Houses in Massachusetts are really expensive, and more than three-fourths of my fellow Georgians hate me.
Those were the parallel thoughts running through my head 10 years ago on election night, as I lay in bed watching vote tallies roll in, each update showing even more votes for an amendment to Georgia’s constitution to ban same-sex marriage.
Earlier in 2004, Massachusetts had become the first and only U.S. state to allow gay marriage; on that depressing Tuesday night, Georgia was one of 11 states to pass constitutional amendments to ban such marriages.
It’s not that I was surprised by the vote.

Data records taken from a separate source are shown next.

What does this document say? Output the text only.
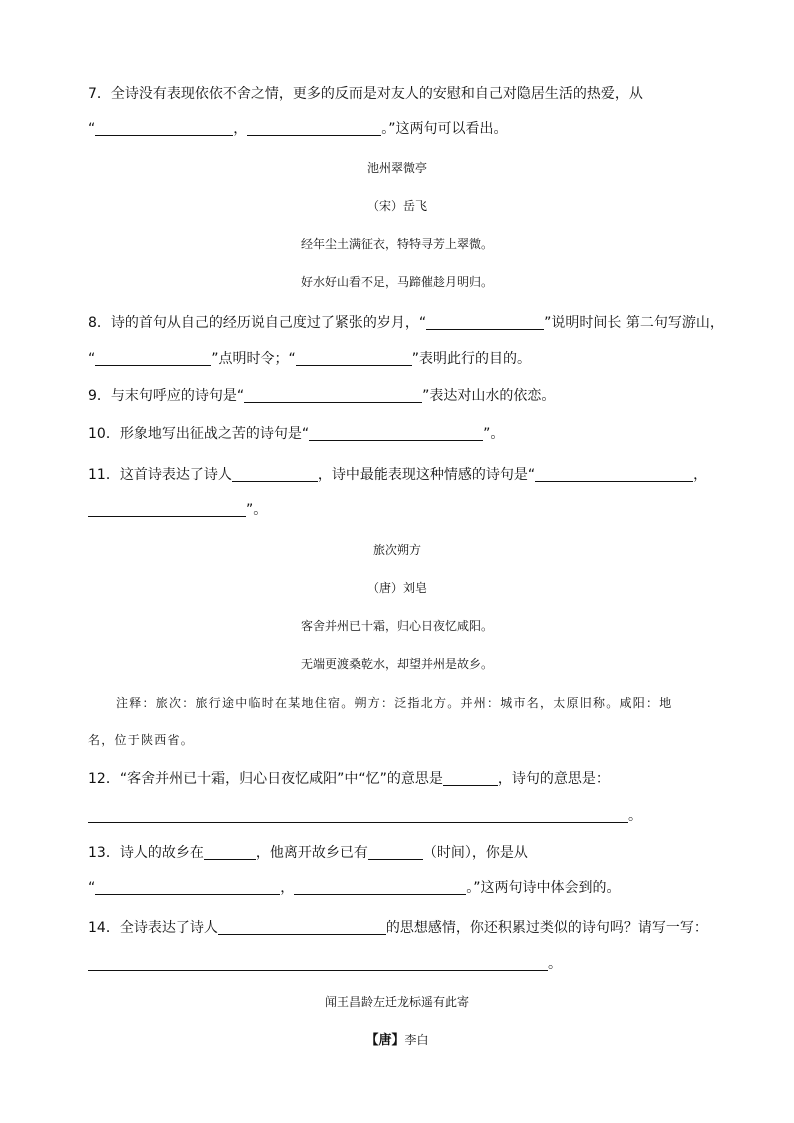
7．全诗没有表现依依不舍之情，更多的反而是对友人的安慰和自己对隐居生活的热爱，从
“	，	。”这两句可以看出。
池州翠微亭
（宋）岳飞
经年尘土满征衣，特特寻芳上翠微。
好水好山看不足，马蹄催趁月明归。
8．诗的首句从自己的经历说自己度过了紧张的岁月，“	”说明时间长 第二句写游山，
“	”点明时令；“	”表明此行的目的。
9．与末句呼应的诗句是“	”表达对山水的依恋。
10．形象地写出征战之苦的诗句是“	”。
11．这首诗表达了诗人	，诗中最能表现这种情感的诗句是“	，
”。
旅次朔方
（唐）刘皂
客舍并州已十霜，归心日夜忆咸阳。
无端更渡桑乾水，却望并州是故乡。
注释：旅次：旅行途中临时在某地住宿。朔方：泛指北方。并州：城市名，太原旧称。咸阳：地
名，位于陕西省。
12．“客舍并州已十霜，归心日夜忆咸阳”中“忆”的意思是	，诗句的意思是：
。
13．诗人的故乡在	，他离开故乡已有	（时间），你是从
“	，	。”这两句诗中体会到的。
14．全诗表达了诗人	的思想感情，你还积累过类似的诗句吗？请写一写：
。
闻王昌龄左迁龙标遥有此寄
【唐】李白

A native Georgian who began working in the LGBT press in 1997, I knew the political reality for LGBT people as well as anyone. After covering everything from hate crimes to the state legislature, I had come to view Georgia’s homophobia as a part of the landscape for me, just as much as the dogwoods and azaleas that bloom every spring.
Still, the landslide 76 percent approval brought tears to my eyes. As my partner slept beside me and our three-year-old daughter snuggled in her bed across the hall, I perched my laptop on my pregnant belly and searched real estate websites in Massachusetts, wondering whether it was simply time to go. Why should I even consider continuing to raise my family in a state where we might never be more than political pawns.

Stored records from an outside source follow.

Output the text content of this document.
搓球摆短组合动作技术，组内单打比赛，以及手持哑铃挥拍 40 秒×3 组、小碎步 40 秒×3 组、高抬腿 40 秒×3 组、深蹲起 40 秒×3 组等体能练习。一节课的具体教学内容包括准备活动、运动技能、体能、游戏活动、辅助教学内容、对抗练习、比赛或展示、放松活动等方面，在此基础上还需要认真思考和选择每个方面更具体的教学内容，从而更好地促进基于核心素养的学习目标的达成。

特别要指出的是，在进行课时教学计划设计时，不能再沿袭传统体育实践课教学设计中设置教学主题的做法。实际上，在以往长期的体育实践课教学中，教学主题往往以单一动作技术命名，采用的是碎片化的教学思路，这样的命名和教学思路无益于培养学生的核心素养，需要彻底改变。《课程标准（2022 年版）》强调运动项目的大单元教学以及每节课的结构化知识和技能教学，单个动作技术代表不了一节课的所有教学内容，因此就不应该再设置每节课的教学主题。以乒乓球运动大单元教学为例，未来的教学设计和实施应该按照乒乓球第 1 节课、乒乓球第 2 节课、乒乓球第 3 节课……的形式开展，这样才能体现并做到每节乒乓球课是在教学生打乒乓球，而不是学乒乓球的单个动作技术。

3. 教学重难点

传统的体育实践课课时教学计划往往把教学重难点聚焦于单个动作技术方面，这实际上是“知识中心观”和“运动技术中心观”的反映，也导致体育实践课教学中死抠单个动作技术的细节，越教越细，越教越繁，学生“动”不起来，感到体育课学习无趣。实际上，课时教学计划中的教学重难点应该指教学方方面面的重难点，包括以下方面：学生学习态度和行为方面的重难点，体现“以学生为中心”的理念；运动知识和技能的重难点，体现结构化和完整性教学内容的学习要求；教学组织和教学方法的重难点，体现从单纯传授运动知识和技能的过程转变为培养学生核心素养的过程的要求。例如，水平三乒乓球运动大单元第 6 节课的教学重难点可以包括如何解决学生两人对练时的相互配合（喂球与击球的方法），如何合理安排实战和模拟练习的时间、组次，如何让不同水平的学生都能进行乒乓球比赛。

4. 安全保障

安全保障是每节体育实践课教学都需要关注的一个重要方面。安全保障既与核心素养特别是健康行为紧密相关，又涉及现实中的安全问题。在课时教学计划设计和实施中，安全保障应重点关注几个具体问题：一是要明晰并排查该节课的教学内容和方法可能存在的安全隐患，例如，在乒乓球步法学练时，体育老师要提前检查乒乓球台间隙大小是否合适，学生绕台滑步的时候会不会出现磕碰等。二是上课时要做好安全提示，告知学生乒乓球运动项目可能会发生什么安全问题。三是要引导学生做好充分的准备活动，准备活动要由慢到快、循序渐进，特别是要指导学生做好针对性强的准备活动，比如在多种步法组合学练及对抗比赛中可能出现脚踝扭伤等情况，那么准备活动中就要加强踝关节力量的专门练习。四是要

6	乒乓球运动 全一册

But alas, selling my small Atlanta home would not have allowed me to buy even the tiniest house I found that night, and looking back, I’m glad.
Just a decade after those first couples said “I do” in Massachusetts, 32 states now extend marriage benefits to same-sex couples. And while Georgia still lags behind, my soon-to-be 10-year- old daughter, born a few months after that sad election, makes cards for both of her moms in class; her sister, now 13, recently dashed away from us at Atlanta Pride to hang out with her friends and plan how they would wear their gay rights t-shirts to school. Middle school.

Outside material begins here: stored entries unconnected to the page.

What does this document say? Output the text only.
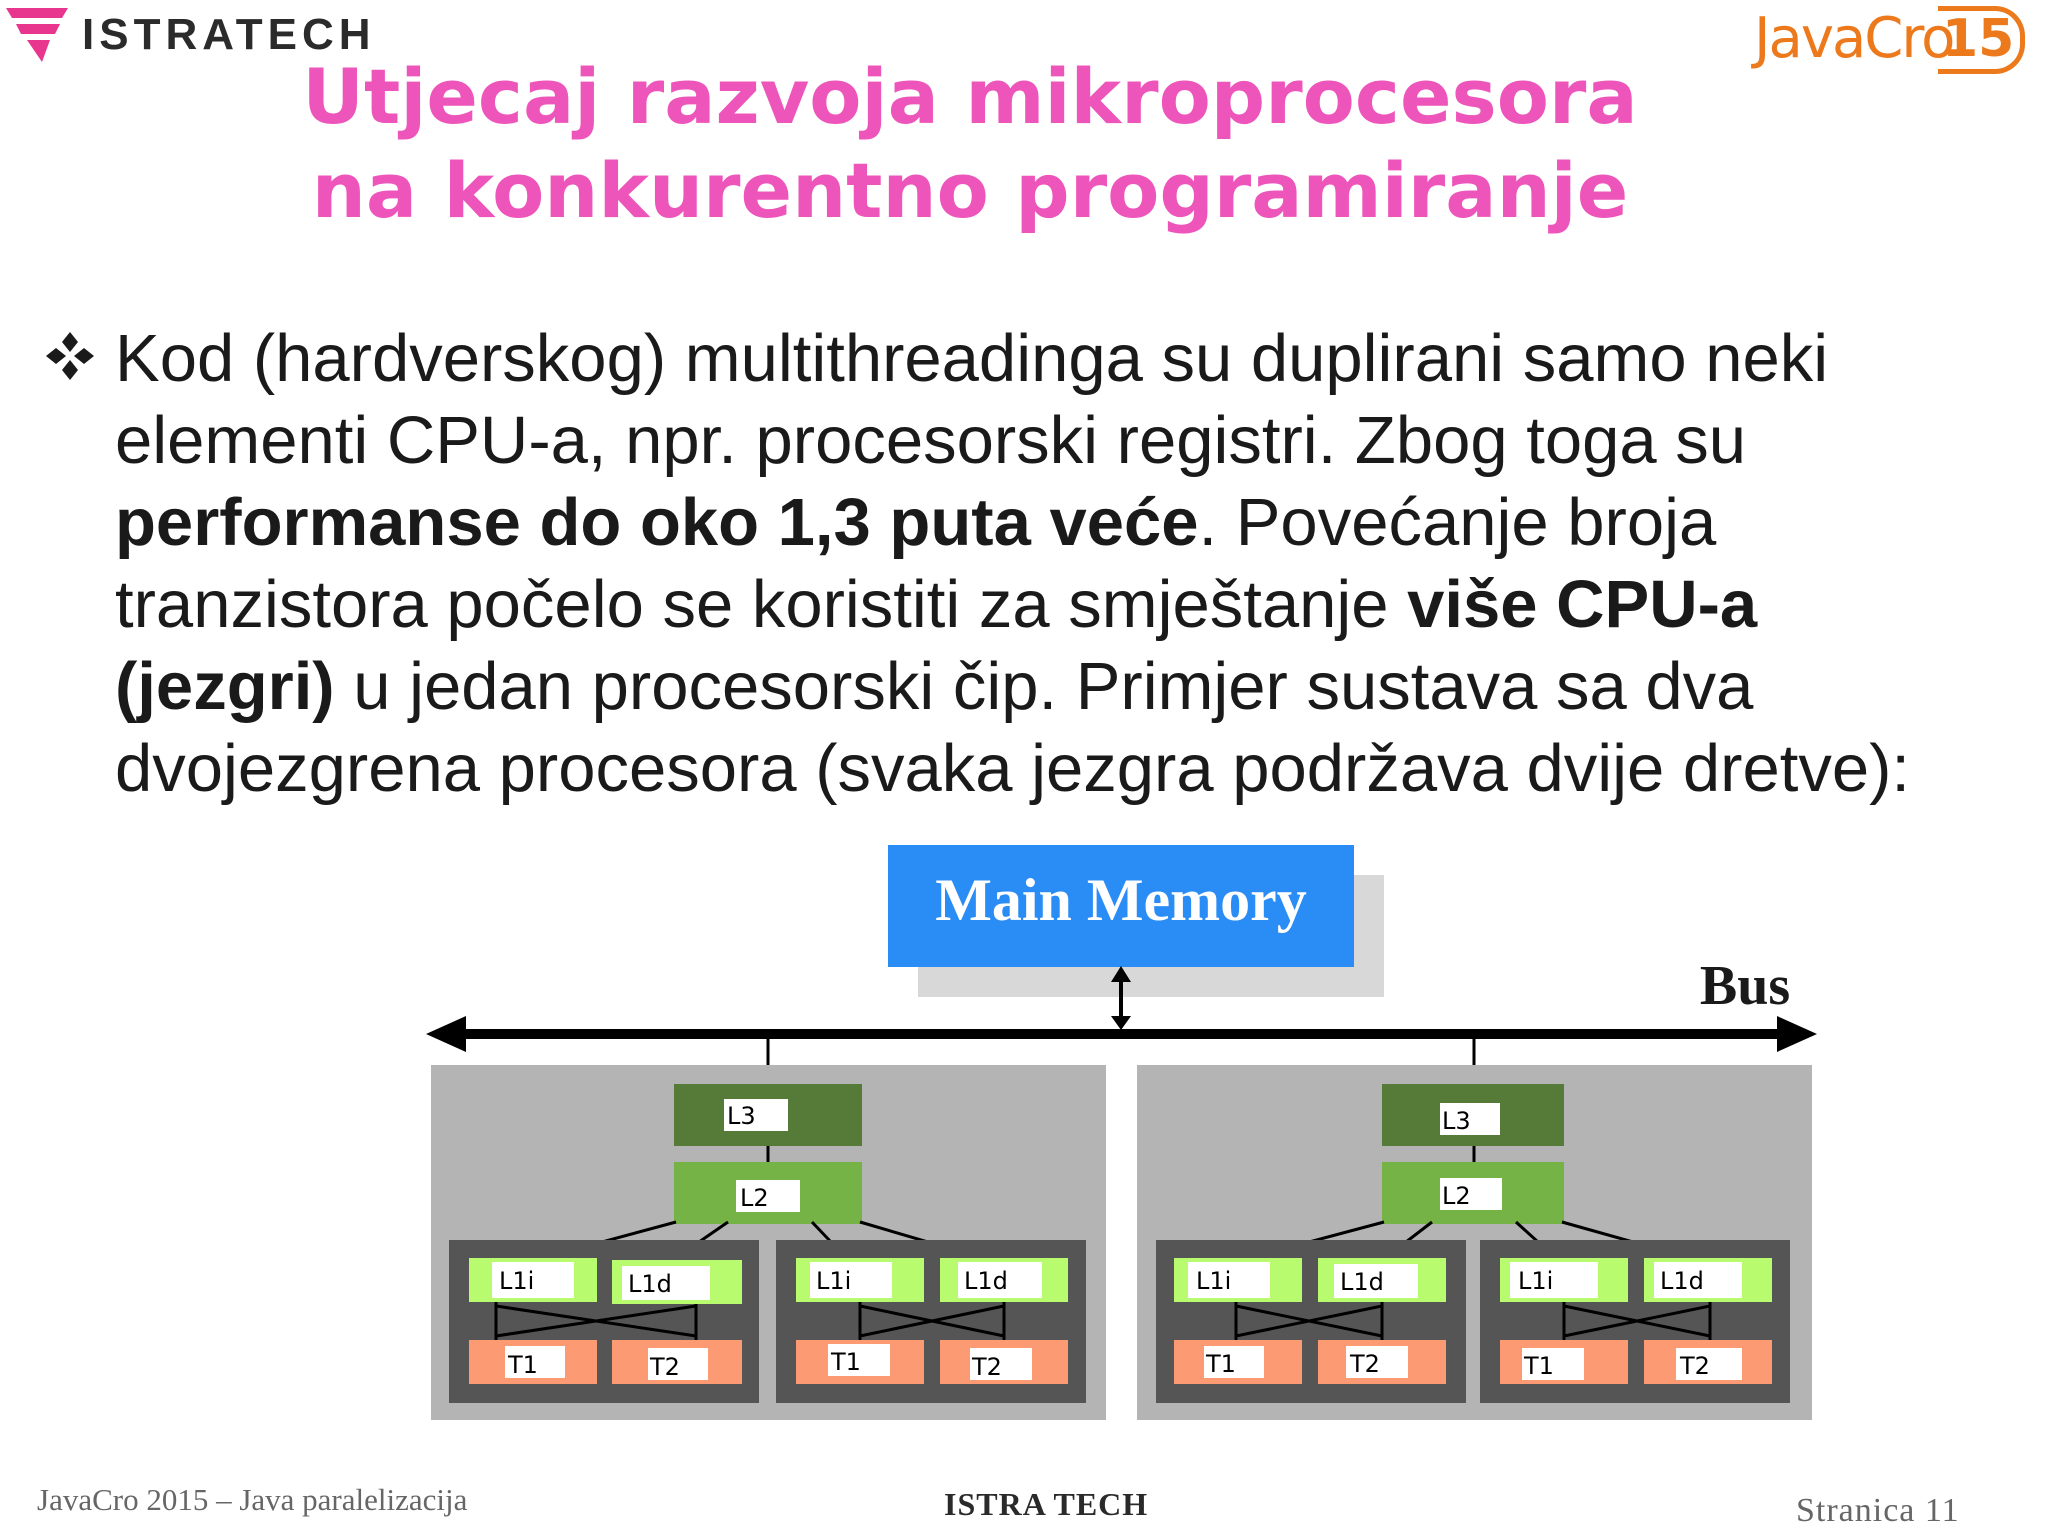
ISTRATECH	JavaCro
15
Utjecaj razvoja mikroprocesora
na konkurentno programiranje
Kod (hardverskog) multithreadinga su duplirani samo neki
elementi CPU-a, npr. procesorski registri. Zbog toga su
performanse do oko 1,3 puta veće. Povećanje broja
tranzistora počelo se koristiti za smještanje više CPU-a
(jezgri) u jedan procesorski čip. Primjer sustava sa dva
dvojezgrena procesora (svaka jezgra podržava dvije dretve):
Main Memory
Bus
L3
L2
L1i	L1d
T1	T2
L1i	L1d
T1	T2
L3
L2
L1i	L1d
T1	T2
L1i	L1d
T1	T2
JavaCro 2015 – Java paralelizacija	ISTRA TECH	Stranica 11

If an amendment to allow same-sex couples to marry had been on this Tuesday’s ballot, it would still struggle to win the votes of a majority of Georgia voters. Yet those numbers are changing — a poll commissioned by the Atlanta Journal-Constitution last year showed 48 percent of Georgians support gay marriage — in large part due to how we are framing our message.
MESSAGES MATTER
Back in 2004, the fight against Georgia’s gay marriage amendment was led by an ad-hoc group of community leaders under the banner of Georgians Against Discrimination. Now Georgia Equality’s website proudly touts the Why Marriage Matters Georgia Campaign, “a grassroots public education campaign to build support for and ultimately win the freedom to marry in Georgia.”
It’s not enough to tell people what we stand against; we’ve learned we must tell them what we stand for.
The heroic activists who led Georgia’s doomed effort to defeat the marriage amendment modeled their strategies on those being used in similar battles around the country. Believing voters would be unwilling to proactively support marriage rights for gay couples, they built their campaigns around an argument that it was unnecessarily harsh to further codify such bans.
Georgia’s constitutional amendment, the argument went, was both redundant (as a 1996 state law already banned gay marriage) and deceptive, since only a question about banning gay marriage appeared on the ballot, while a second section hidden from voters also banned civil unions or any other recognition for same-sex couples.
“It is one thing to oppose gay marriage. It is quite another to institutionalize this degree of discrimination,” state Rep. Karla Drenner, (D-Avondale Estates), said at the time Georgia’s only openly gay state legislator, said at a rally against the amendment featuring a performance by Indigo Girls, according to press re- ports from the time.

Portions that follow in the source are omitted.